Explosive AI Growth Leaves Organizations Grappling With New Attack Surfaces

As AI adoption surges toward a trillion annual enterprise transactions, IT leaders now face an attack surface expanding faster than traditional security models can contain. With nearly 40% of AI activity being blocked due to data‑exposure risks, the stakes for governing AI securely have never been higher.

According to Zscaler ThreatLabz’ 2026 AI Security Report, there is a massive rise in enterprise AI adoption.

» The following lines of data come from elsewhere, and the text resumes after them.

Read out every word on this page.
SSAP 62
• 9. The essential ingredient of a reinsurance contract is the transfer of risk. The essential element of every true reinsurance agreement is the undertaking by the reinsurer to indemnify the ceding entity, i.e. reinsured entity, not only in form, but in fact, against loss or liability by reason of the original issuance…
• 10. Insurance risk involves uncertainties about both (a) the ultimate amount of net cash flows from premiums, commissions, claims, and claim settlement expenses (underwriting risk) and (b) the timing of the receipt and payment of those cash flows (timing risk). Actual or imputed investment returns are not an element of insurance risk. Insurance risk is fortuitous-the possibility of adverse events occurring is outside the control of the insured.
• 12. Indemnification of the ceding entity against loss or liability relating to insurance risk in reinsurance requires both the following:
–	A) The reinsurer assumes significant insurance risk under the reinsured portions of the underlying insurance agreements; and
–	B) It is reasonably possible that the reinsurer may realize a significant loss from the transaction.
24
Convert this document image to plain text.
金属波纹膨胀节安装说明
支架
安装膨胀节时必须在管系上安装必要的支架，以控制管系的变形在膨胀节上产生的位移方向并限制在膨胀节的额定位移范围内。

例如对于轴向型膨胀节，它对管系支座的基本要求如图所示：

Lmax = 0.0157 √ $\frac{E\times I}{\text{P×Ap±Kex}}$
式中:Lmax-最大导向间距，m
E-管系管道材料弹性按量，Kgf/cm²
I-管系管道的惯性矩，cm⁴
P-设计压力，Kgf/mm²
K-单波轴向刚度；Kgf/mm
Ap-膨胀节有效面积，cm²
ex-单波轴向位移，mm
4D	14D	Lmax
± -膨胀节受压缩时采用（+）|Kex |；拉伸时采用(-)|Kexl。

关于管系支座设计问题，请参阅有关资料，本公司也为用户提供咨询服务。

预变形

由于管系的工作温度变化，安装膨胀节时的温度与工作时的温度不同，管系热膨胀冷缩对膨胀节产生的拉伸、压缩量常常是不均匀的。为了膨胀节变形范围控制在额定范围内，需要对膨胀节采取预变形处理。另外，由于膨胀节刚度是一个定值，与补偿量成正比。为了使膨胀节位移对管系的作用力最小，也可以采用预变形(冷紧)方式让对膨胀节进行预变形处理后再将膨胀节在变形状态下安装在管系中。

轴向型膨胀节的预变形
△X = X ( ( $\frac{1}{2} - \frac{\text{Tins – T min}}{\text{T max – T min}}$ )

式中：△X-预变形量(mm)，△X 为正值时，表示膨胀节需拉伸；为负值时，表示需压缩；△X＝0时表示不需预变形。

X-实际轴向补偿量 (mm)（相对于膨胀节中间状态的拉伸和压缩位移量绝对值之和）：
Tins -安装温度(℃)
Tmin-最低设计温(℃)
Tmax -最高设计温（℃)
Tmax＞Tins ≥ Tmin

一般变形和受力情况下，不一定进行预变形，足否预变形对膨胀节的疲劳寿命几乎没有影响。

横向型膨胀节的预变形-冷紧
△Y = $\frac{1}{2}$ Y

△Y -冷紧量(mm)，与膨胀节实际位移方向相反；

The researchers analyzed around 1 trillion AI/ML transactions for 2025, which show a 91% year‑over‑year increase. AI has effectively become core infrastructure within organizations, consistently active across workflows, tools, and business processes.

Enterprises transferred more than 18,000 TB of data to AI tools in 2025, which is a 93% increase from the previous year. As more data flows into AI systems, the likelihood of accidental data leaks grows sharply, especially through tools like Grammarly, ChatGPT, and coding assistants. ChatGPT alone generated over 410 million DLP violations.

AI security controls are heavily shaping usage

Additionally, organizations blocked 39% of all AI/ML transactions due to concerns around privacy, compliance, and uncontrolled data sharing. The most commonly blocked apps are also the most widely used ones (like Grammarly, GitHub Copilot, and ChatGPT).

OpenAI remains the dominant LLM vendor that generates three times more enterprise traffic than the next competitor. Grammarly, ChatGPT, and Codeium are the most-used AI applications globally that reflects their deep integration into daily workplace tasks.

Embedded AI is becoming a hidden risk

According to the report, AI features that are built directly into everyday applications (such as Microsoft 365 Copilot) operate with inherited permissions and often bypass traditional security oversight. This raises concerns about unauthorized data access, prompt manipulation, and supply-chain exposure in AI-connected systems.

Zscaler’s red‑team testing found that every AI system assessed exhibited critical vulnerabilities, many of which surfaced within minutes of adversarial interaction. These weaknesses frequently appeared as data leakage, prompt manipulation, hallucinations, policy bypasses, and poor safety alignment, with even simple one‑shot prompts proving effective at causing the highest failure rates.

The report forecasts a sharp escalation in AI‑related threats, including a surge in autonomous, agentic AI‑driven cyberattacks and a growing wave of intrusions aimed at compromising AI supply‑chain components such as models, datasets, and connectors. It also warns that attackers will increasingly exploit embedded AI features within SaaS platforms, and the expanding use of GenAI will heighten the risk to sensitive enterprise data stores.

Recommended best practices

Organizations are encouraged to adopt a security-first approach to AI by building strong visibility, governance, and access controls into every stage of AI usage. This begins with maintaining a continuously updated inventory of all generative AI tools so that security teams understand exactly where AI is operating and what data it can touch.

Moreover, it’s recommended to apply zero‑trust principles to all AI interactions to ensure that users and systems receive only the minimum necessary access. Inline inspection, AI‑aware data‑loss prevention, and disabling risky default AI settings also help prevent sensitive information from being exposed to external models or misused through prompts.

Lastly, organizations are advised to strengthen oversight by validating model provenance, assessing supply‑chain components, and continuously testing models for vulnerabilities such as prompt injection, hallucination, and data leakage. Moreover, end‑to‑end security across the AI development lifecycle helps prevent weaknesses from entering production systems.